Постепенно рыбоводу становилось ясно, что малькам форелей недоставало пищи, потому что при всей их проворности они не успевали схватывать и десятой доли крошек, которые им бросали. Рубленое мясо оседало на дно, загнивало и портило воду. Молодь оказывалась в мутной бескислородной среде — и погибала. Если очень часто меняли воду, то рыбки сильно беспокоились, плохо переносили температурные колебания — и тоже гибли. Как сообщал сам рыбовод, в апреле 1855 г. у него заснула последняя форелька.
Этот новый провал, в добавление к прежним неудачам, вообще мог отбить охоту заниматься подобными экспериментами. Но, как уже было сказано, этого не произошло, потому что велик был энтузиазм молодого рыбовода, а кроме того, уже была одна удача — мальки форели все-таки вывелись искусственным путем! Первая удача, несмотря ни на что, подогревала веру в успех начатого дела. Надо сказать, Врасский понимал, что разводить искусственно форель довольно хлопотно, но зато интересно и экономически выгодно. Поэтому его выбор пал прежде всего на эту очень ценную породу рыб.

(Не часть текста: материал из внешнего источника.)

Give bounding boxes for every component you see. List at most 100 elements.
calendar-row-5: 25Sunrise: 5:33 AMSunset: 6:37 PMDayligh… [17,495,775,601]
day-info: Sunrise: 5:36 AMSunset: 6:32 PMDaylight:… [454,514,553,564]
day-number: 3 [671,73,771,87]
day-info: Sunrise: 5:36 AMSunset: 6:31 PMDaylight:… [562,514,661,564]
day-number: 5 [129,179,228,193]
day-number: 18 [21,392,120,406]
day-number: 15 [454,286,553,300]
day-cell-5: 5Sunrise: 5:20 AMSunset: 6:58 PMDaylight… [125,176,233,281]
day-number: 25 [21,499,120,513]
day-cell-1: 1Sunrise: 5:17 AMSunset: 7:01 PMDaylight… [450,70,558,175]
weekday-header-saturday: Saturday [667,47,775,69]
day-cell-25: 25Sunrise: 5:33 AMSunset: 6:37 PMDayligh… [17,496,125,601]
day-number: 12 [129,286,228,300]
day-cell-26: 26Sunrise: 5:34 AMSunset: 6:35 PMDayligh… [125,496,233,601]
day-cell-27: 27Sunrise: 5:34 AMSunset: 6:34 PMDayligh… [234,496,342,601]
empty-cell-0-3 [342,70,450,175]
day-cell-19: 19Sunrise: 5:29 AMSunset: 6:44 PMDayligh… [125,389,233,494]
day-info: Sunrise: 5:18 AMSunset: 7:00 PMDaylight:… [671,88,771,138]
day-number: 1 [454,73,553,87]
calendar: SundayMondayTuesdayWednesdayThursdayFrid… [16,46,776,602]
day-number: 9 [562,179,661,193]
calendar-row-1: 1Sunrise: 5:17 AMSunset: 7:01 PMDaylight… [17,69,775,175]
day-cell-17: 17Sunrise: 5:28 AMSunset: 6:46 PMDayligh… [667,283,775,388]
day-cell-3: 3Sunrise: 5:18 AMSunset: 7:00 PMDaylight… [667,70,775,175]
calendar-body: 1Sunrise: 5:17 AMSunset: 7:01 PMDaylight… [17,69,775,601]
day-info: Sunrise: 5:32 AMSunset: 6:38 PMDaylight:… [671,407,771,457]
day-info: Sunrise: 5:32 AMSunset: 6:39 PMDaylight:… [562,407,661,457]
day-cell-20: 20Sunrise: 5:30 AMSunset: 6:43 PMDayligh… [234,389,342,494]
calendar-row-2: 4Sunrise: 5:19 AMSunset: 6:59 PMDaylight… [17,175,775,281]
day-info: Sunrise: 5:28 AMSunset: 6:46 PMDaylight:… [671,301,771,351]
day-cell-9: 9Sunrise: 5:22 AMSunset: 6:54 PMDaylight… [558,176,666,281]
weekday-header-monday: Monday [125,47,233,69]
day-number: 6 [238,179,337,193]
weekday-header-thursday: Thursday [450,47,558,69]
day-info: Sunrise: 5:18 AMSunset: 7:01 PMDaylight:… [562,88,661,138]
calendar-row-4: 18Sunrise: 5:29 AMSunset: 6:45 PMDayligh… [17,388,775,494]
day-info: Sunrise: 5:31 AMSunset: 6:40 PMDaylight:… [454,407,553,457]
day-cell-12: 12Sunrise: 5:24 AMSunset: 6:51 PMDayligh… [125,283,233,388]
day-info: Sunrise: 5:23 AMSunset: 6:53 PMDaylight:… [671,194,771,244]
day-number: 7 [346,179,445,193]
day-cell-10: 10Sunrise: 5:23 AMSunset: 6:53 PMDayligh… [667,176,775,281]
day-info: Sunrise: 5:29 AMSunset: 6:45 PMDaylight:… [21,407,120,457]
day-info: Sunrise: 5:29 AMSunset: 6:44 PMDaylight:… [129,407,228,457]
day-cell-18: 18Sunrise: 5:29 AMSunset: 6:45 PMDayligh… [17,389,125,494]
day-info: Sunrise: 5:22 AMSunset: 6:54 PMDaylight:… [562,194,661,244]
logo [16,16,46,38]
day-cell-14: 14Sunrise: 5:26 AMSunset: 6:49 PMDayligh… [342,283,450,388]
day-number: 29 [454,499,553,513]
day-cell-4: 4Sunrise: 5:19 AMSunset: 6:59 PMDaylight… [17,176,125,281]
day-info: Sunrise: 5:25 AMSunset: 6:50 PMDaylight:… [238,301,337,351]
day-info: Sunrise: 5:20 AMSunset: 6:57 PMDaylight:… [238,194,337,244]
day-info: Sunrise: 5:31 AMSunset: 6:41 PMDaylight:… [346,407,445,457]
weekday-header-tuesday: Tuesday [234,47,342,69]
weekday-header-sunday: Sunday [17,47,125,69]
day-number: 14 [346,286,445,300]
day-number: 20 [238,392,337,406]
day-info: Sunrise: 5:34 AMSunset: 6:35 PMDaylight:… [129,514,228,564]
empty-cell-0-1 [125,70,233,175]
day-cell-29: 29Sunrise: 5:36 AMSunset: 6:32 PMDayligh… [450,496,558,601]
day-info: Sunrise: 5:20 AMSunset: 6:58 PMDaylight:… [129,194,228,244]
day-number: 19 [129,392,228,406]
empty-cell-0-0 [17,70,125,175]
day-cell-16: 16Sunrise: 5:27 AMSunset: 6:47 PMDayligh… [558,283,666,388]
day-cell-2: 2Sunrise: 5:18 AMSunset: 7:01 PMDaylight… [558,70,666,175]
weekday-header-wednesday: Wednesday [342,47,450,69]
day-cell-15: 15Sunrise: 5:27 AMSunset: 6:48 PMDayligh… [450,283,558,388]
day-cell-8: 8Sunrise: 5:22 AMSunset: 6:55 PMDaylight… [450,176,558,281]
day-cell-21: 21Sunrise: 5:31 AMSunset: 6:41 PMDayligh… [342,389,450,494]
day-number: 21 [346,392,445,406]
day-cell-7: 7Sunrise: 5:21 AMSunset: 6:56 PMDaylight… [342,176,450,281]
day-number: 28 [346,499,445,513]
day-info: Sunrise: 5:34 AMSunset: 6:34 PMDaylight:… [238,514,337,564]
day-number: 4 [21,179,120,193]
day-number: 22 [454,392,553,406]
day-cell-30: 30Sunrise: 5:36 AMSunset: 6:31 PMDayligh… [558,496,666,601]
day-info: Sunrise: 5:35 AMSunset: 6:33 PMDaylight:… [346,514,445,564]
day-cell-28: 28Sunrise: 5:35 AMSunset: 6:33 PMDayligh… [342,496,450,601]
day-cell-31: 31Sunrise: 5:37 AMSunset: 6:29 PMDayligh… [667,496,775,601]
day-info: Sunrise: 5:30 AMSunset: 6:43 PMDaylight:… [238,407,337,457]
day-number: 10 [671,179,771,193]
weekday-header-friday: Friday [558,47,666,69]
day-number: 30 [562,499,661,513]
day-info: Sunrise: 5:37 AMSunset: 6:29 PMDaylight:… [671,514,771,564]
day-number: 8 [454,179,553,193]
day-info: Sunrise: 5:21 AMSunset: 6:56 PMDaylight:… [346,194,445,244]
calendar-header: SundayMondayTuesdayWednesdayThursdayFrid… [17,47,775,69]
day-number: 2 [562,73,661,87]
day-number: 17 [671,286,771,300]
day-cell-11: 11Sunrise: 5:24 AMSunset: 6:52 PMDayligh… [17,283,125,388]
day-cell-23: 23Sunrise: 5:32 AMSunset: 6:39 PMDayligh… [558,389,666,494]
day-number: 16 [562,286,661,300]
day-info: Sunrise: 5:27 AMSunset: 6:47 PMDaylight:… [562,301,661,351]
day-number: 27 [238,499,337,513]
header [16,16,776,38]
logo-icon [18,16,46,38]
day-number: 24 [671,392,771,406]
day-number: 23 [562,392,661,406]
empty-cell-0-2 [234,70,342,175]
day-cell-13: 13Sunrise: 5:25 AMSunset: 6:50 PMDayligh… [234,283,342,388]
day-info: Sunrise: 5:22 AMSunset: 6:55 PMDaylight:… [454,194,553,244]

Пережив потерю своих первых питомцев, Врасский из собственных промахов и просчетов извлек для себя некоторые важные уроки. Во-первых, он понял, что нельзя или по крайней мере не стоит кормить только что народившихся мальков рубленым мясом, как рекомендовали все заграничные руководства. Во-вторых, он теперь уже окончательно убедился, что через дремучий лес непознанного нельзя идти только по следам вожаков, не делая попыток проложить собственную тропу. И в-третьих, он теперь твердо знал, что надо скорее кончать с кустарщиной, — в науке она плохой помощник.